O Museu de Arte Sacra de São Paulo – MAS-SP, instituição da Secretaria de Cultura e Economia Criativa do Estado de São Paulo, exibe “Oratórios: Quando o Homem Fala com Deus”, em parceria com o Instituto Italiano de Cultura de São Paulo, sob curadoria de Beatriz Cruz. A mostra é composta por peças do acervo do MAS-SP, sendo oratórios e as imaginárias que os adornam, de origem brasileira ou portuguesa, os quais variam de estilo e épocas distintas, entre os séculos XVIII e XXI.

Nesta nova mostra temporária do MAS-SP, são expostos oratórios de salão – grandes, em geral colocados em salas de visita, de casa e fazenda -, oratórios de alcova – destinados a dormitórios, fixados em parede -, e conventuais, cuja feitura se dá com materiais diversos como papel, madeira e tecidos, perfazendo um conjunto de artesanato antigo.
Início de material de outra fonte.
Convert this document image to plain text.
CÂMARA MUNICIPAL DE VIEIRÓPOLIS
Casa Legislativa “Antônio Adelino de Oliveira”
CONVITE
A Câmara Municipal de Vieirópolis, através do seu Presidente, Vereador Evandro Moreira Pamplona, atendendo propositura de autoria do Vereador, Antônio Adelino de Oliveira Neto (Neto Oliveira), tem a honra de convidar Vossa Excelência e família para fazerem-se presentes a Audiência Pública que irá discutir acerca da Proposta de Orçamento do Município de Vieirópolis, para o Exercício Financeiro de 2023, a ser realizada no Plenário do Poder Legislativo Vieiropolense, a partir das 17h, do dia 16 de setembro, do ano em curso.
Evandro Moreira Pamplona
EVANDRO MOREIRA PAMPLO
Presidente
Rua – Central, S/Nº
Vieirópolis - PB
Apesar de não terem a mesma procedência, a expografia é organizada de modo a agrupar peças do mesmo período, levando em consideração, também, a estética. Além disso, são apresentadas esculturas distintas, tanto eruditas como outras produzidas por escultores populares.

O termo oratório possui vários significados, podendo remeter tanto à devoção doméstica, quanto a um gênero musical, retórica ou um estilo arquitetônico. Nos dizeres de Beatriz Cruz: “Derivada do latim ‘oratios’, designa também ‘um nicho ou armário de madeira que contém santos e quaisquer imagens de devoção e que o devoto tem em casa para rezar’. Sinaliza o hábito de rezar, de dedicar oferendas, implorar de maneira humilde e particular as bênçãos dos santos”. Essencialmente domésticos, os oratórios podem ser alocados tanto em área socia l como em outras mais íntimas, podendo também ser transportados, como os de viagem e de algibeira, encontrados ainda em gruta ou na beira da estrada. O oratório pode ser construído de forma erudita, com requinte e os materiais mais caros e seguindo cânones estilísticos de distintas escolas artísticas, ou meramente de maneira popular, utilizando materiais que o devoto tiver à mão. “De toda forma, simbolizam simplesmente um desejo do crente: falar com Deus”, conclui a curadora.